I really think, that the documentation of this module is excellent. There si still some information that could be improved:
In the Information on the formats readable by taxonomy_xml document, the XML sample code doesn't show all element types. Something more complete would be:
(REMARK: You can see here, that when I export as XML, I get no element for the 'Related terms' value. A bug?)
<vocabulary>
<vid>5</vid>
<name>Editorial sections</name>
<description>A hierarchical vocabulary.</description>
<help>Help text here.</help>
<relations>1</relations>
<hierarchy>0</hierarchy>
<multiple>1</multiple>
<required>0</required>
<tags>0</tags>
<module>taxonomy</module>
<weight>0</weight>
<nodes>blog,page,story</nodes>
<term>
<tid>83</tid>
<vid>5</vid>
<name>Analysis</name>
<description>Examines the connections between known facts.</description>
<weight>0</weight>
<depth>0</depth>
<parent>0</parent>
<synonyms>Study</synonyms>
</term>
<term>
...
</term>
For someone who is creating an XML vocabulary from scratch, it would be interesting to have a description of (only) the terms that are interpreted when 'Create new' target vocabulary is choosen instead of 'Determined by source file'. Ie., probably the following, without the IGNORED ones:
> RDF can indeed support comments - as a rdfs:comment (if that wasn't working, let me know)
In the examples I've been working with, the comments work perfect.
> Do you know of any useful standards based namespace:attribute that could meaningfully match the Drupal-only 'weight' property?

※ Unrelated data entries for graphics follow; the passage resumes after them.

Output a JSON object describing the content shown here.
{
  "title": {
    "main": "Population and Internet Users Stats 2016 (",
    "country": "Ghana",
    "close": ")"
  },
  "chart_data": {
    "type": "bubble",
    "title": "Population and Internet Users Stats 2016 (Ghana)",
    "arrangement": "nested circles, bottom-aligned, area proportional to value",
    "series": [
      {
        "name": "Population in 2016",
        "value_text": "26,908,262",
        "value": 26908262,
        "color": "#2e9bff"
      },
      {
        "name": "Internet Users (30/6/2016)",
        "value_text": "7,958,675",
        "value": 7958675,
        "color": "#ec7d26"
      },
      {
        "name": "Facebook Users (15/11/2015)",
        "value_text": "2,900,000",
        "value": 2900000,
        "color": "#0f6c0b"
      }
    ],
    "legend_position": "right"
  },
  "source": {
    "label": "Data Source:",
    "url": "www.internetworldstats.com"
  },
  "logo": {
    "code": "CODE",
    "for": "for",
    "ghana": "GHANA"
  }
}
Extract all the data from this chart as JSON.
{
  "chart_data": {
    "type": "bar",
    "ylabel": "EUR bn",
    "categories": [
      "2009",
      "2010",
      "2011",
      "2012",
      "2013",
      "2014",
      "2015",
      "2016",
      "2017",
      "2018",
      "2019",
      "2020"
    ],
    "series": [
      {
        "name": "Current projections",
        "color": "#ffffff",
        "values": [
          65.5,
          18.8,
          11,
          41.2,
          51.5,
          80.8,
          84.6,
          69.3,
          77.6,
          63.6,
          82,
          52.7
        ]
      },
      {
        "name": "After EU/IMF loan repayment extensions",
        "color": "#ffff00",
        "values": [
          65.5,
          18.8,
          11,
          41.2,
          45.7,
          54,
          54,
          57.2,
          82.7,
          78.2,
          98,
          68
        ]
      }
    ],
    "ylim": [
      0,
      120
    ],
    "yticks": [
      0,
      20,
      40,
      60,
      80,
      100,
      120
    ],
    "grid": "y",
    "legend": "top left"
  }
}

You probably will have to look at the RDF containers:
Sadly, I have been unable to find an example use-case of RDF containers together with rdfs:Class. Instead, all examples make use of rdf:li, and look like http://www.w3.org/TR/2004/REC-rdf-primer-20040210/#rss:
<items><rdf:Seq>
<rdf:li rdf:resource="http://www.w3.org/News/2002#item164"/>
<rdf:li rdf:resource="http://www.w3.org/News/2002#item168"/>
<rdf:li rdf:resource="http://www.w3.org/News/2002#item167"/>
</rdf:Seq>
</items>
Note, that the use of an element like <items> here seems to be crucial:
I think, we need the help of an RDF guru, here!
#7
Automatically closed -- issue fixed for 2 weeks with no activity.